Metabolic activity in right anterior insula has been shown to predict the response to either escitalopram or CBT. The same group (  McGrath et al Emory University) is now reporting predictors of non response two either of these two treatments ( SSRI or cBT). If we can predict who will not respond to these strategies, patents could straight away try some other treatments.

Patients received CBT or Escitalopram for 3 months ( random) and then combined for the next 3 months. Non response= no response over 6 months. Hamilton score 15 or above was needed to be randomised. Those with substance use, medical conditions,psychotic features, suicidal features etch ere excluded. Escitalopram was given 10mg/day with option to increase to 20mg/day. 16 CBT sessions were given.


82 patients were randomised. Phase 1 remission rates were similar (36% for CBT and 40% for  Escitalopram). Baseline Sub Callosal Cingulate (SCC) metabolism was higher in patients who failed to respond to both treatments compared with patients who achieved remission with either treatment. Superior temporal sulcus activity was also increased in the non remitters.

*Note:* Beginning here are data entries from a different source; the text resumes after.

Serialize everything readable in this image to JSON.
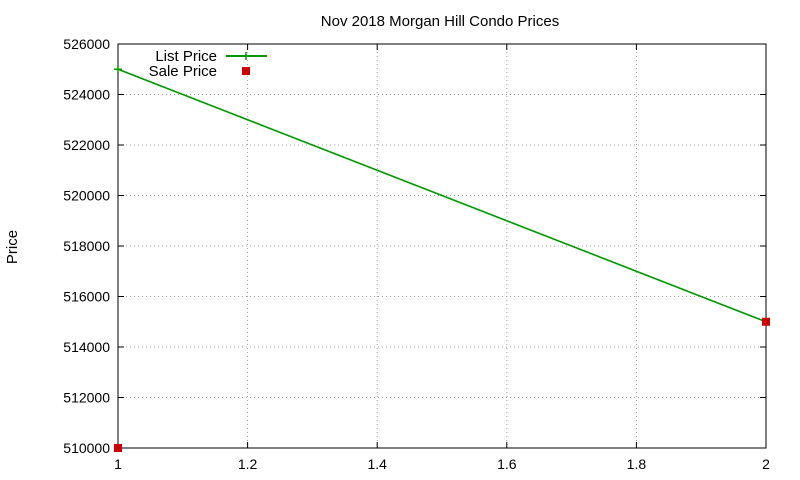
{
  "chart_data": {
    "type": "line",
    "title": "Nov 2018 Morgan Hill Condo Prices",
    "xlabel": "",
    "ylabel": "Price",
    "xlim": [
      1,
      2
    ],
    "ylim": [
      510000,
      526000
    ],
    "xticks": [
      1,
      1.2,
      1.4,
      1.6,
      1.8,
      2
    ],
    "xtick_labels": [
      "1",
      "1.2",
      "1.4",
      "1.6",
      "1.8",
      "2"
    ],
    "yticks": [
      510000,
      512000,
      514000,
      516000,
      518000,
      520000,
      522000,
      524000,
      526000
    ],
    "ytick_labels": [
      "510000",
      "512000",
      "514000",
      "516000",
      "518000",
      "520000",
      "522000",
      "524000",
      "526000"
    ],
    "grid": true,
    "legend_position": "top-left",
    "series": [
      {
        "name": "List Price",
        "style": "line-with-plus-markers",
        "color": "#009900",
        "points": [
          {
            "x": 1,
            "y": 525000
          },
          {
            "x": 2,
            "y": 515000
          }
        ]
      },
      {
        "name": "Sale Price",
        "style": "square-points",
        "color": "#cc0000",
        "points": [
          {
            "x": 1,
            "y": 510000
          },
          {
            "x": 2,
            "y": 515000
          }
        ]
      }
    ]
  }
}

Hyperactivity of SCC was previously reported in resistant depression. Increased connectivity of SCC to default mode network is also reported in recurrent depression. Deep brain stimulation for resistant depression targets this area. All these are converging evidence to suggest that SCC activity is a crucial factor in non response.

Limitations- Patients achieving response were excluded from significance tests. This was because  researchers wanted clear differences in clinical picture and link that to structural/ functional parameters. Small number of participants, need replication.

Conclusions: SCC hyperactivity could be predictor of non response to first line treatments ( SSRI or CBT). if consistently and significantly shown, such predictors may one day help clinicians to fast track patents to most appropriate treatments.

Summary of the article:

Pretreatment brain States identify likely nonresponse to standard treatments for depression.

McGrath CL, Kelley ME, Dunlop BW, Holtzheimer Iii PE, Craighead WE, Mayberg HS.

Biol Psychiatry. 2014 Oct 1;76(7):527-35.